El principio básico de no negociar con terroristas tiene una tradición muy amplia y una casuística muy corta: normalmente lo que está en juego es la vida de una persona, y lo que se exige puede ser dinero, la liberación de algún asesino o incluso la ejecución de una medida política. Lo racional, decimos, es no ceder ante sus exigencias, porque si lo hacemos les estamos enseñando que el secuestro funciona. Pero también es racional la decisión de ceder: sabemos que la imagen de una persona liberada va a ganar siempre al proceso intelectual mediante el que anticipamos -o recordamos- los efectos profundos de esa decisión. Sabemos que a una derrota nacional se le puede poner un lazo y presentarla como una victoria política. Y sabemos, o deberíamos saber, que los mecanismos que nos sirven para analizar el mundo y para movernos por él no se desarrollaron para hacernos justos, nobles y sinceros, sino porque aumentaban las posibilidades de supervivencia del grupo. La razón, en ese sentido, nos es útil tanto si buscamos el bien común como si buscamos el bien de un grupo particular, tanto para descubrir verdades como para enmascarar mentiras.

Han pasado diez años desde que la banda terrorista ETA puso fin a su “actividad armada”. Desde entonces, los españoles nos hemos entregado a una negociación aún más peligrosa que la que ofrece dinero o políticas a cambio de vidas: la negociación en torno al significado de las palabras. Al contrario que las negociaciones clásicas, ésta se produce en la oscuridad pero también a plena luz. Hablamos de violencia para no decir ‘terrorismo’. Decimos ‘terrorismo’ para no hablar de la responsabilidad individual y colectiva de la izquierda abertzale, que no se disolvió hace diez años. Y nos empeñamos en defender, contra toda evidencia, que la izquierda abertzale y ETA fueron derrotadas; todo para no tener que mirar los resultados electorales, el censo y el clima político. Nos entregamos a esas palabras en columnas, en tertulias, en parlamentos y en las escuelas, y al mismo tiempo necesitamos que no se hable de lo que suponen estas cesiones semánticas. Para esto son muy útiles los puntos ciegos, los ángulos muertos.

El 10 de noviembre se celebra en el País Vasco el Día de la Memoria. Hace un año el lema escogido para conmemorar esa fecha fue ‘Mirar hacia atrás para seguir adelante’. Gogora, el Instituto de la Memoria, la Convivencia y los Derechos Humanos del Gobierno Vasco, elaboró un vídeo en el que se podía observar en qué consistía esa mirada, hasta dónde llegaba.
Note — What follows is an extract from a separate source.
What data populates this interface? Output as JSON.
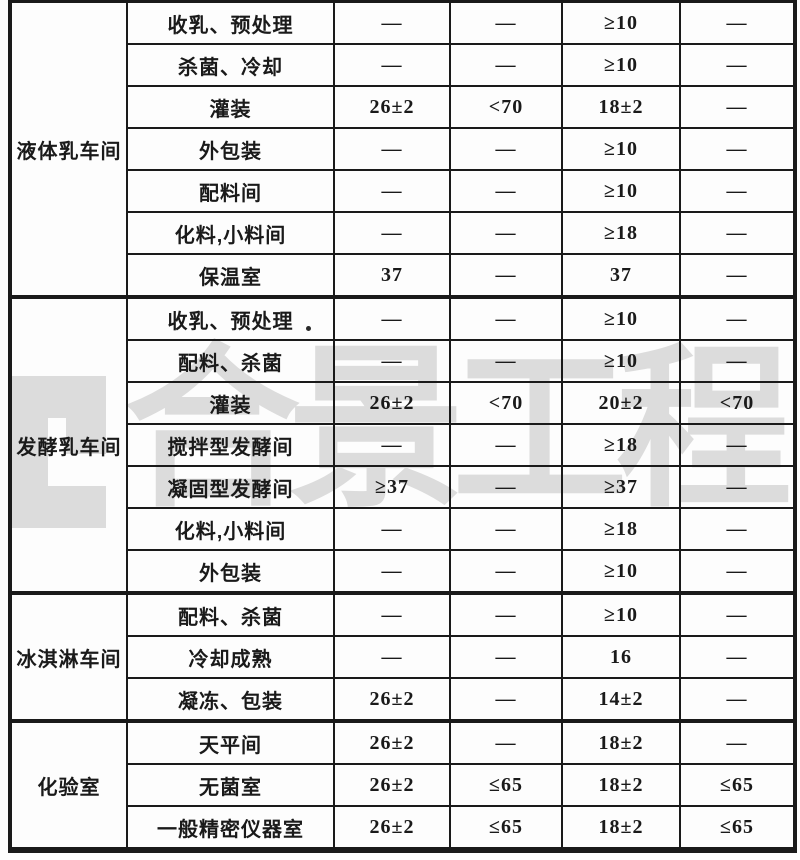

En los más de cuatro minutos que dura el vídeo, en el que varios jóvenes comparten sus sentimientos tras conocer las experiencias de varias víctimas, no aparece ni una sola vez la palabra ‘ETA’; sí aparece varias veces la palabra ‘sufrimiento’. No se pronuncia la palabra ‘terrorismo’; en su lugar se habla de ‘violencia’. Y por supuesto no se nombra a la izquierda abertzale; así es como la mirada convenientemente educada puede encontrar ‘errores’ en lugar de buscar responsabilidades concretas. “Es un tema tabú”, dice una joven hacia la mitad del vídeo. Nuestro punto ciego no nos impide ver a los muertos, pero sí a quienes ordenaron los asesinatos.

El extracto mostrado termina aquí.